His assessment in verses 9 and 10 is that no one will ever have the kinds, and extent of fun like he did. And what was the yield of it? He tells you in verse 11: the yield was vanity. Pleasure pursued and even achieved, apart from the base of a relationship with God and the ultimate pursuit of God, cannot fulfill.

Think Hard about What the World is Promising You in its Pledge of Pleasure.

We're told by sociologists that about 20,000 times a day you are hit with an image or idea promising you pleasure in this world, whether through print media, through radio or television or internet. You're being promised 20,000 times a day, by this world, that it can provide you pleasure and satisfaction. The lie is this: that earthly pleasure can provide you with true satisfaction.

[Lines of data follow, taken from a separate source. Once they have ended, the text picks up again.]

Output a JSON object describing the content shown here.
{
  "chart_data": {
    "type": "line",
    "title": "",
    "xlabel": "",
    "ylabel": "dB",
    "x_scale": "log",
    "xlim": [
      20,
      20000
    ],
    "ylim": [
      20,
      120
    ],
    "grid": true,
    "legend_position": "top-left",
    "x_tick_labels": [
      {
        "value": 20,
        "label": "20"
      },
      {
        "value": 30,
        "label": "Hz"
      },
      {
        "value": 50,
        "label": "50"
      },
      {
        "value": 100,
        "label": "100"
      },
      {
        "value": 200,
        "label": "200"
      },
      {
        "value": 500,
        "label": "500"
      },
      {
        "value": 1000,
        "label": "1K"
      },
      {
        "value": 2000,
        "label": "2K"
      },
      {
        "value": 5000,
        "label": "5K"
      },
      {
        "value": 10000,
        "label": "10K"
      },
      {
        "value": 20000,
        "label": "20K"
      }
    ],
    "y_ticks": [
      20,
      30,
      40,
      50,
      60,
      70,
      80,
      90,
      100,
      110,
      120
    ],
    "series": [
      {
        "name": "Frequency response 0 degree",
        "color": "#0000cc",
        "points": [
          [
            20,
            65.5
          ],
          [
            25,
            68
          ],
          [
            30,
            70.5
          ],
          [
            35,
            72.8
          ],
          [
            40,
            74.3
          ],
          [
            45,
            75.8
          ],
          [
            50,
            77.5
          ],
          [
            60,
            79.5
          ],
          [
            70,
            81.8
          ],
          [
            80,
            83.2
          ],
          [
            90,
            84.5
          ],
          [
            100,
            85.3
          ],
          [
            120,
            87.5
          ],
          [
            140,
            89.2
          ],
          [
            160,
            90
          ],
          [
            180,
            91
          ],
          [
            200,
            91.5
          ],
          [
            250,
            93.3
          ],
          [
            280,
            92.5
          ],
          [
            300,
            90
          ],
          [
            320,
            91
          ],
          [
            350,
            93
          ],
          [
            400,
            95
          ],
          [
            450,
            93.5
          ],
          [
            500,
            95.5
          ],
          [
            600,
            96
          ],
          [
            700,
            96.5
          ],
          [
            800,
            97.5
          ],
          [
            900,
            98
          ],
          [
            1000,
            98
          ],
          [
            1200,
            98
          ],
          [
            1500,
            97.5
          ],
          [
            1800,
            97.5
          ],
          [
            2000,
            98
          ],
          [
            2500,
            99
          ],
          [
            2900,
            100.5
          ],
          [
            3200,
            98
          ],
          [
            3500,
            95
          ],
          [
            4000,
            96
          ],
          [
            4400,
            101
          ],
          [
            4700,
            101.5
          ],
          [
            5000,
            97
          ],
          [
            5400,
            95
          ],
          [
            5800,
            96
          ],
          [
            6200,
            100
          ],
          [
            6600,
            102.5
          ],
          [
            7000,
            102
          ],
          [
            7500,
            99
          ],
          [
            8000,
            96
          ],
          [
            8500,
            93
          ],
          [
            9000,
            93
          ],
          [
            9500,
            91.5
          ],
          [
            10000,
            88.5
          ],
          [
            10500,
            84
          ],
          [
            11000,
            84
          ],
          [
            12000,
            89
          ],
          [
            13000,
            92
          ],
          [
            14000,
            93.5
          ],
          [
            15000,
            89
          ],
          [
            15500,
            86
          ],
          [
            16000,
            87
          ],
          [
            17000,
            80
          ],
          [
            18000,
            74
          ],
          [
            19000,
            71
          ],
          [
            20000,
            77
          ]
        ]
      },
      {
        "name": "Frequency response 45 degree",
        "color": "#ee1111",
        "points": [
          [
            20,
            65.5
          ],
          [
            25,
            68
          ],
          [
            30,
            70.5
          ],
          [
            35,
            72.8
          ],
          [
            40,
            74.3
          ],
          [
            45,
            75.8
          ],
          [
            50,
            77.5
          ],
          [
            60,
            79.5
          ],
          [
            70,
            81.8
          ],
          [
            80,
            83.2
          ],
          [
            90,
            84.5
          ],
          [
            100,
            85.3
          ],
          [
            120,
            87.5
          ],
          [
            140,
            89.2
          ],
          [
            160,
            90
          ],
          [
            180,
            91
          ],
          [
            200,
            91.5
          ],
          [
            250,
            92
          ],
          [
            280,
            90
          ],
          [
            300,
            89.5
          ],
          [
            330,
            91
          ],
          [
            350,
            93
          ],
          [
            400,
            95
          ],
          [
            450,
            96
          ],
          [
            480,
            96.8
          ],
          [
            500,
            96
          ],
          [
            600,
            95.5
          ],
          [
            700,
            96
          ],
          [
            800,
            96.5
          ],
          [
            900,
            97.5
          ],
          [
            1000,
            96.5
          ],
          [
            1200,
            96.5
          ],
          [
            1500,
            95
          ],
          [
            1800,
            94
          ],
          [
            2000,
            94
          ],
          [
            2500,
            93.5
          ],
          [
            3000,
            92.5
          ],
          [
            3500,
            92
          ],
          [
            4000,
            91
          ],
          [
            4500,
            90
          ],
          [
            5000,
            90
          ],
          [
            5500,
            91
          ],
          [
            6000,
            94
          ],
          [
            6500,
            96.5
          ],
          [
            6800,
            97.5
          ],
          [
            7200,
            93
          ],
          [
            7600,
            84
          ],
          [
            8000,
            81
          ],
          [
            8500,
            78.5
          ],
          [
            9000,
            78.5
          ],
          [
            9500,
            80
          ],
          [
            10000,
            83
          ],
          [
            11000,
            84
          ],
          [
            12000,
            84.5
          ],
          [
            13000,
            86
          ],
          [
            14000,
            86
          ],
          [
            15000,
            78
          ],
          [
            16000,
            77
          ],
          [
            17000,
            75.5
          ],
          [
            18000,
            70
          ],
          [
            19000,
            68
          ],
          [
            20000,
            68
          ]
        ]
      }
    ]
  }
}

You thought that getting the next thing would do it. Solomon is saying, "Don't think that the next thing will do it; don't think that the more will do it, because I had the next thing and I had the more, and it didn't do it." And there are some-they got it and they liked it and then they got bored with it. The thing that you once craved and delighted in becomes boring. Then there are times that you're pursuing the pleasure, but along with that pleasure came something that you thought never ever would happen. "I didn't realize that pursuit of pleasure would cost me my family, my children. I didn't know that that pursuit of pleasure would cost me my church, my job, my community." Pleasure is a liar and a trickster and a cheat.

Only God can give meaning to the universe. Self can't provide the meaning for the universe, and therefore, pleasing the self can't provide meaning and satisfaction in this world. Pleasure seekers are not self-consciously thinking about the meaning of life, and are not always aware of it, but they are on a quest for meaning. Young people, if you're getting drunk, there's something that's missing inside you that you're trying to fill. You need to think hard about what the world is promising in its pledge of pleasure.

The Only Pleasure that Can Ultimately Fulfill Us is Pleasure in God

What's the Bible's solution to the emptiness of a life of pleasure seeking? It is enjoying God. The only pleasure that can ultimately fulfill us is pleasure in God. The problem with the pursuit of pleasure is not that pleasure in itself is wrong though there are some pleasures that are wrong. The fundamental problem is seeking pleasure as a substitute for God.

The Christian solution to hedonism and the pursuit of pleasure is not to renounce pleasure, but to seek pleasure in God. The world thinks that the Christian agenda is to make you as miserable as possible. The message of the Bible is: those who die to self, find pleasures forevermore--pleasures deeper, more satisfying, more lasting, and more glorious than the pleasures of this world. Because true pleasure is only found in God, and God is only found when we die to self, we give ourselves away and live to Him in faith.

Meaning is not found in the self-gratifying pursuit of earthly pleasure, but true pleasure is found in God. We must aim for the pleasures of God and delight in His delighting in His own glory. And one grand part of that delighting of God in His own glory is His gracious choice of us, as His own inheritance, and His promise to us to grant to us pleasures forevermore, in Him. And so Solomon says, "You want to live life under the sun, and you want to find meaning through the pursuit of pleasure? You can't find true pleasure under the sun; you can only find it in the Son.